My pursuit of the Russian language is motivated mainly by these intense personal experiences I've had with native speakers, and these first impressions of the language and the culture behind it are still very much alive in me today. For years I have felt that it was only a matter of time until I made it back to Russia to finally gain that fluency that has for so long eluded me while I travelled about the world.
Of course I have tried to take Russian courses from time to time. But my efforts were always thwarted in some way. The courses were either far too difficult or too easy. Many times I was just in a place where no one spoke Russian, let alone could teach it. But, at last, here I am in Moscow, teaching English and finally prepared to begin my assault on the Russian language.
I somehow managed to test at the intermediate level on the on-line test that the Globus School offers.
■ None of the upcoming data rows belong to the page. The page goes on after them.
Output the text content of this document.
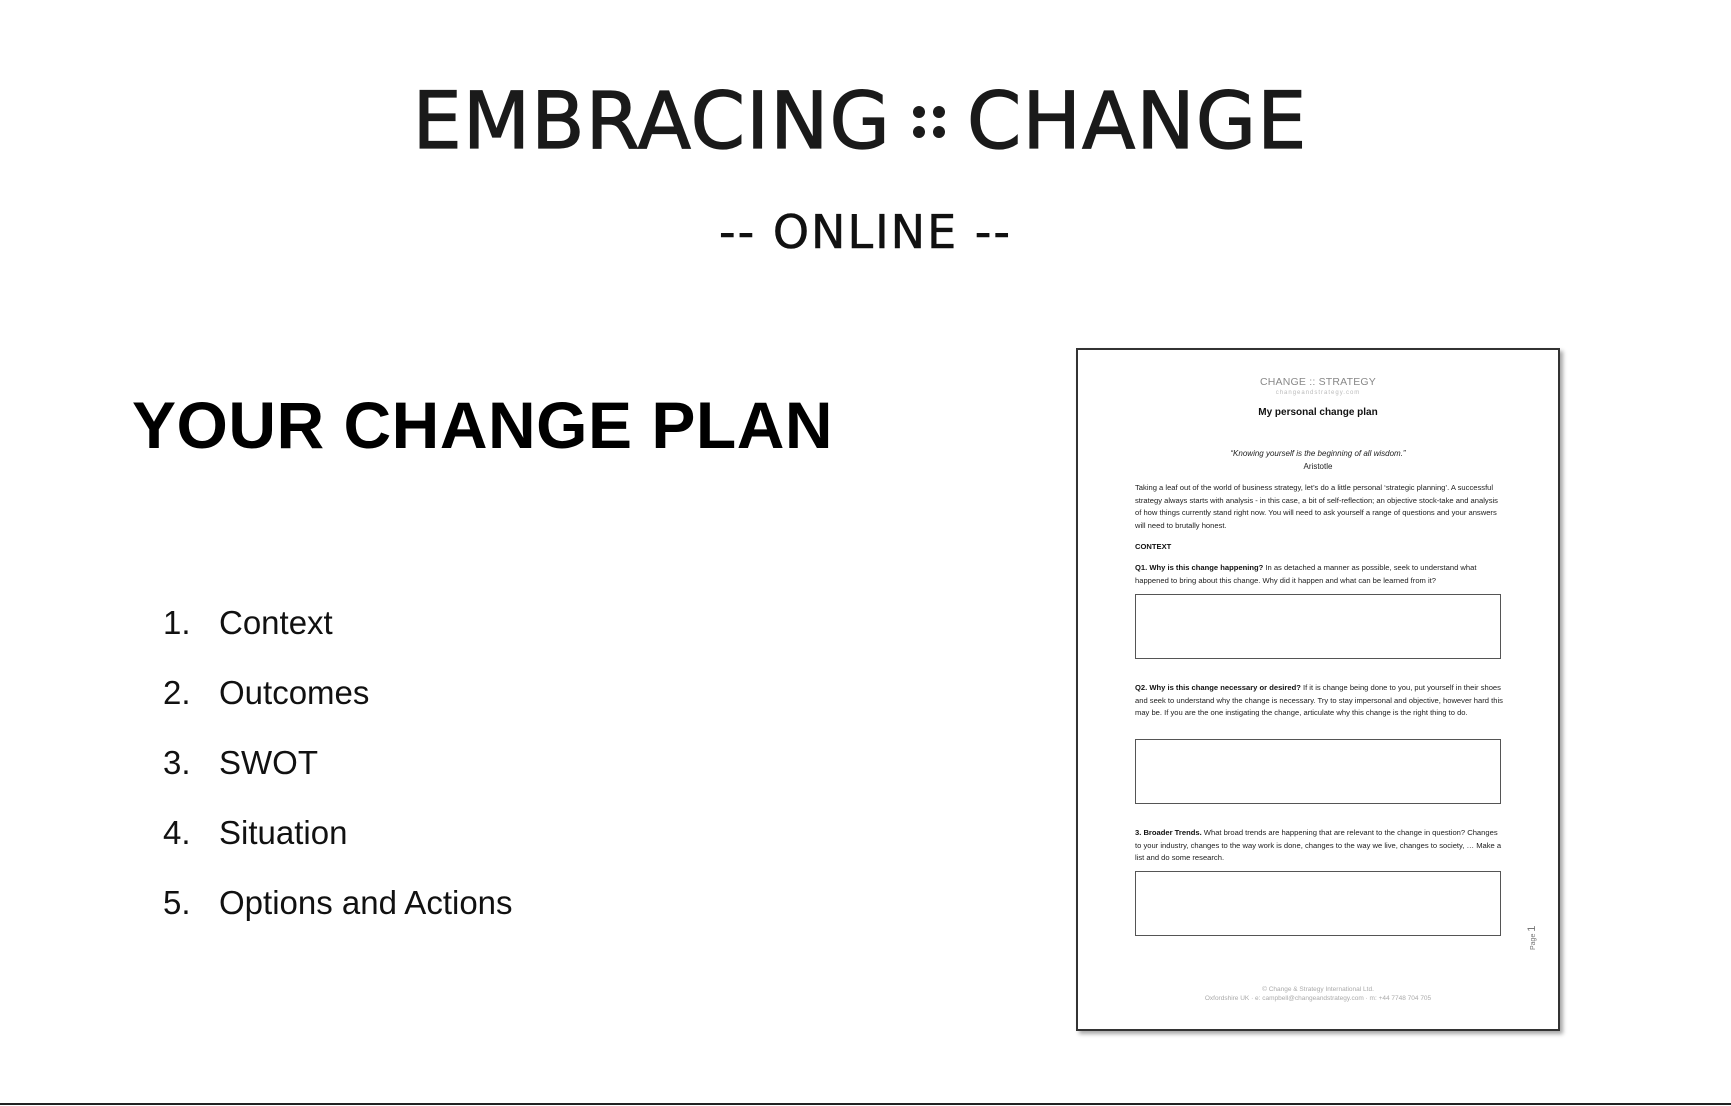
EMBRACING CHANGE
-- ONLINE --
YOUR CHANGE PLAN
1. Context
2. Outcomes
3. SWOT
4. Situation
5. Options and Actions
CHANGE :: STRATEGY
changeandstrategy.com
My personal change plan
“Knowing yourself is the beginning of all wisdom.”
Aristotle

Taking a leaf out of the world of business strategy, let’s do a little personal ‘strategic planning’. A successful strategy always starts with analysis - in this case, a bit of self-reflection; an objective stock-take and analysis of how things currently stand right now. You will need to ask yourself a range of questions and your answers will need to brutally honest.

CONTEXT

Q1. Why is this change happening? In as detached a manner as possible, seek to understand what happened to bring about this change. Why did it happen and what can be learned from it?

Q2. Why is this change necessary or desired? If it is change being done to you, put yourself in their shoes and seek to understand why the change is necessary. Try to stay impersonal and objective, however hard this may be. If you are the one instigating the change, articulate why this change is the right thing to do.

3. Broader Trends. What broad trends are happening that are relevant to the change in question? Changes to your industry, changes to the way work is done, changes to the way we live, changes to society, … Make a list and do some research.

Page 1
© Change & Strategy International Ltd.
Oxfordshire UK · e: campbell@changeandstrategy.com · m: +44 7748 704 705
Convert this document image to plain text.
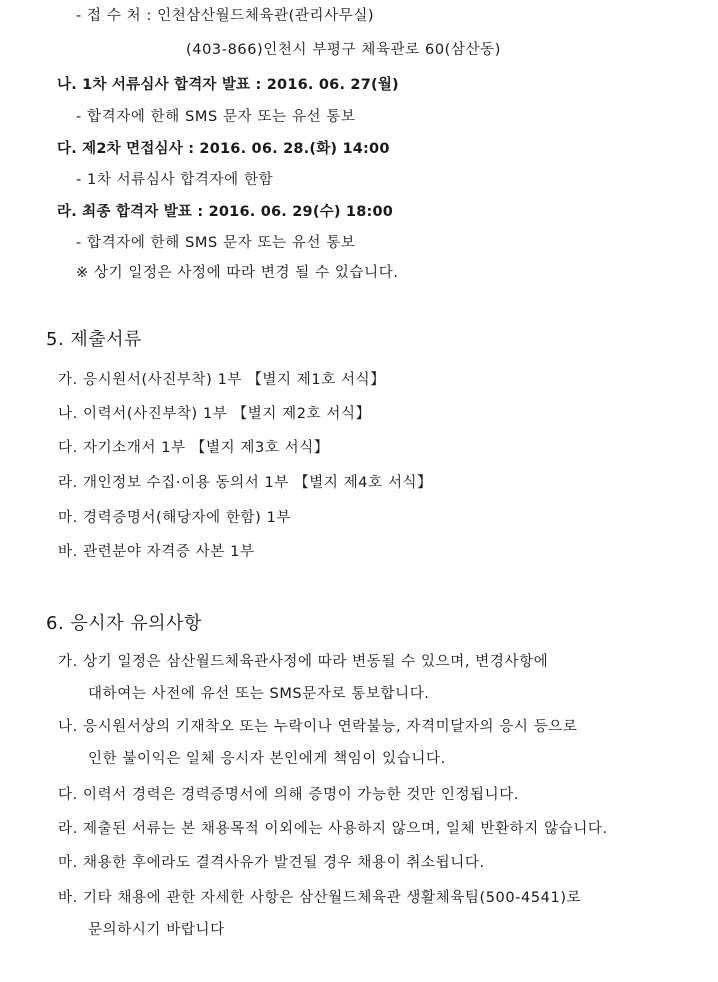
- 접 수 처 : 인천삼산월드체육관(관리사무실)
(403-866)인천시 부평구 체육관로 60(삼산동)
나. 1차 서류심사 합격자 발표 : 2016. 06. 27(월)
- 합격자에 한해 SMS 문자 또는 유선 통보
다. 제2차 면접심사 : 2016. 06. 28.(화) 14:00
- 1차 서류심사 합격자에 한함
라. 최종 합격자 발표 : 2016. 06. 29(수) 18:00
- 합격자에 한해 SMS 문자 또는 유선 통보
※ 상기 일정은 사정에 따라 변경 될 수 있습니다.
5. 제출서류
가. 응시원서(사진부착) 1부 【별지 제1호 서식】
나. 이력서(사진부착) 1부 【별지 제2호 서식】
다. 자기소개서 1부 【별지 제3호 서식】
라. 개인정보 수집·이용 동의서 1부 【별지 제4호 서식】
마. 경력증명서(해당자에 한함) 1부
바. 관련분야 자격증 사본 1부
6. 응시자 유의사항
가. 상기 일정은 삼산월드체육관사정에 따라 변동될 수 있으며, 변경사항에
대하여는 사전에 유선 또는 SMS문자로 통보합니다.
나. 응시원서상의 기재착오 또는 누락이나 연락불능, 자격미달자의 응시 등으로
인한 불이익은 일체 응시자 본인에게 책임이 있습니다.
다. 이력서 경력은 경력증명서에 의해 증명이 가능한 것만 인정됩니다.
라. 제출된 서류는 본 채용목적 이외에는 사용하지 않으며, 일체 반환하지 않습니다.
마. 채용한 후에라도 결격사유가 발견될 경우 채용이 취소됩니다.
바. 기타 채용에 관한 자세한 사항은 삼산월드체육관 생활체육팀(500-4541)로
문의하시기 바랍니다
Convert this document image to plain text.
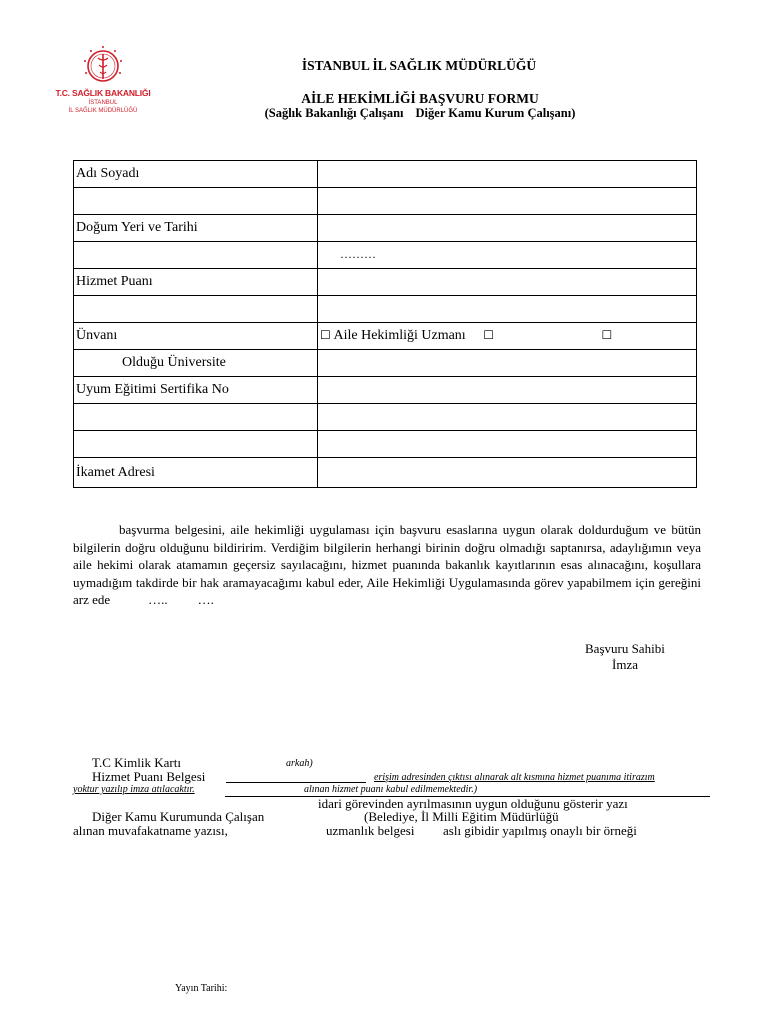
T.C. SAĞLIK BAKANLIĞI
İSTANBUL
İL SAĞLIK MÜDÜRLÜĞÜ
İSTANBUL İL SAĞLIK MÜDÜRLÜĞÜ
AİLE HEKİMLİĞİ BAŞVURU FORMU
(Sağlık Bakanlığı Çalışanı Diğer Kamu Kurum Çalışanı)
Adı Soyadı	

Doğum Yeri ve Tarihi	
	………
Hizmet Puanı	

Ünvanı	☐ Aile Hekimliği Uzmanı ☐ ☐
Olduğu Üniversite	
Uyum Eğitimi Sertifika No	

İkamet Adresi	
başvurma belgesini, aile hekimliği uygulaması için başvuru esaslarına uygun olarak doldurduğum ve bütün bilgilerin doğru olduğunu bildiririm. Verdiğim bilgilerin herhangi birinin doğru olmadığı saptanırsa, adaylığımın veya aile hekimi olarak atamamın geçersiz sayılacağını, hizmet puanında bakanlık kayıtlarının esas alınacağını, koşullara uymadığım takdirde bir hak aramayacağımı kabul eder, Aile Hekimliği Uygulamasında görev yapabilmem için gereğini arz ede	….. ….
Başvuru Sahibi
İmza
T.C Kimlik Kartı	arkah)
Hizmet Puanı Belgesi	erişim adresinden çıktısı alınarak alt kısmına hizmet puanıma itirazım
yoktur yazılıp imza atılacaktır.	alınan hizmet puanı kabul edilmemektedir.)
idari görevinden ayrılmasının uygun olduğunu gösterir yazı
Diğer Kamu Kurumunda Çalışan	(Belediye, İl Milli Eğitim Müdürlüğü
alınan muvafakatname yazısı,	uzmanlık belgesi aslı gibidir yapılmış onaylı bir örneği
Yayın Tarihi:
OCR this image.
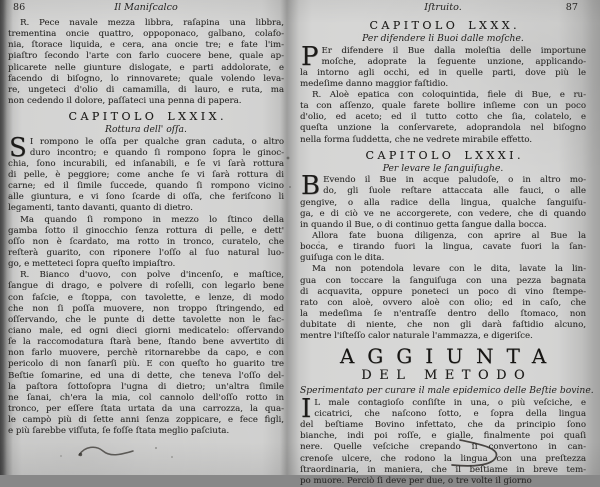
86	Il Maniſcalco
R. Pece navale mezza libbra, raſapina una libbra,
trementina oncie quattro, oppoponaco, galbano, colafo-
nia, ſtorace liquida, e cera, ana oncie tre; e fate l'im-
piaſtro ſecondo l'arte con farlo cuocere bene, quale ap-
plicarete nelle giunture dislogate, e parti addolorate, e
facendo di biſogno, lo rinnovarete; quale volendo leva-
re, ungeteci d'olio di camamilla, di lauro, e ruta, ma
non cedendo il dolore, paſſateci una penna di papera.
CAPITOLO LXXIX.
Rottura dell' oſſa.
S I rompono le oſſa per qualche gran caduta, o altro
duro incontro; e quando ſi rompono ſopra le ginoc-
chia, ſono incurabili, ed inſanabili, e ſe vi ſarà rottura
di pelle, è peggiore; come anche ſe vi ſarà rottura di
carne; ed il ſimile ſuccede, quando ſi rompono vicino
alle giuntura, e vi ſono ſcarde di oſſa, che feriſcono li
legamenti, tanto davanti, quanto di dietro.
Ma quando ſi rompono in mezzo lo ſtinco della
gamba ſotto il ginocchio ſenza rottura di pelle, e dett'
oſſo non è ſcardato, ma rotto in tronco, curatelo, che
reſterà guarito, con riponere l'oſſo al ſuo natural luo-
go, e metteteci ſopra queſto impiaſtro.
R. Bianco d'uovo, con polve d'incenſo, e maſtice,
ſangue di drago, e polvere di roſelli, con legarlo bene
con faſcie, e ſtoppa, con tavolette, e lenze, di modo
che non ſi poſſa muovere, non troppo ſtringendo, ed
oſſervando, che le punte di dette tavolette non le fac-
ciano male, ed ogni dieci giorni medicatelo: oſſervando
ſe la raccomodatura ſtarà bene, ſtando bene avvertito di
non farlo muovere, perchè ritornarebbe da capo, e con
pericolo di non ſanarſi più. E con queſto ho guarito tre
Beſtie ſomarine, ed una di dette, che teneva l'oſſo del-
la paſtora ſottoſopra l'ugna di dietro; un'altra ſimile
ne ſanai, ch'era la mia, col cannolo dell'oſſo rotto in
tronco, per eſſere ſtata urtata da una carrozza, la qua-
le campò più di ſette anni ſenza zoppicare, e fece figli,
e più ſarebbe viſſuta, ſe foſſe ſtata meglio paſciuta.
Iſtruito.	87
CAPITOLO LXXX.
Per difendere li Buoi dalle moſche.
P Er difendere il Bue dalla moleſtia delle importune
moſche, adoprate la ſeguente unzione, applicando-
la intorno agli occhi, ed in quelle parti, dove più le
medeſime danno maggior faſtidio.
R. Aloè epatica con coloquintida, fiele di Bue, e ru-
ta con aſſenzo, quale farete bollire inſieme con un poco
d'olio, ed aceto; ed il tutto cotto che ſia, colatelo, e
queſta unzione la conſervarete, adoprandola nel biſogno
nella forma ſuddetta, che ne vedrete mirabile effetto.
CAPITOLO LXXXI.
Per levare le ſanguiſughe.
B Evendo il Bue in acque paludoſe, o in altro mo-
do, gli ſuole reſtare attaccata alle fauci, o alle
gengive, o alla radice della lingua, qualche ſanguiſu-
ga, e di ciò ve ne accorgerete, con vedere, che di quando
in quando il Bue, o di continuo getta ſangue dalla bocca.
Allora fate buona diligenza, con aprire al Bue la
bocca, e tirando fuori la lingua, cavate fuori la ſan-
guiſuga con le dita.
Ma non potendola levare con le dita, lavate la lin-
gua con toccare la ſanguiſuga con una pezza bagnata
di acquavita, oppure poneteci un poco di vino ſtempe-
rato con aloè, ovvero aloè con olio; ed in caſo, che
la medeſima ſe n'entraſſe dentro dello ſtomaco, non
dubitate di niente, che non gli darà faſtidio alcuno,
mentre l'iſteſſo calor naturale l'ammazza, e digeriſce.
AGGIUNTA
DEL METODO
Sperimentato per curare il male epidemico delle Beſtie bovine.
I L male contagioſo conſiſte in una, o più veſciche, e
cicatrici, che naſcono ſotto, e ſopra della lingua
del beſtiame Bovino infettato, che da principio ſono
bianche, indi poi roſſe, e gialle, finalmente poi quaſi
nere. Quelle veſciche crepando ſi convertono in can-
crenoſe ulcere, che rodono la lingua con una preſtezza
ſtraordinaria, in maniera, che il beſtiame in breve tem-
po muore. Perciò ſi deve per due, o tre volte il giorno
As expected however, I tested much lower on my verbal abilities and will be taking what I believe amounts to a pre-intermediate level Russian class beginning next week.
Rodion has asked me to keep a journal of sorts about my study of the language, so I will try to touch each month on what seems potentially useful for anyone else out there who's studying. Right now my main weakness is not so much my knowledge of grammar, but rather the application of it when I'm speaking with someone. I suspect there will be a few surprises for me along the way, but I feel generally optimistic that by this time next year I should be able to have an extended conversation with that uniformed lady in the metro who never believes me when I tell her my metro card is valid, it's just not working for some reason!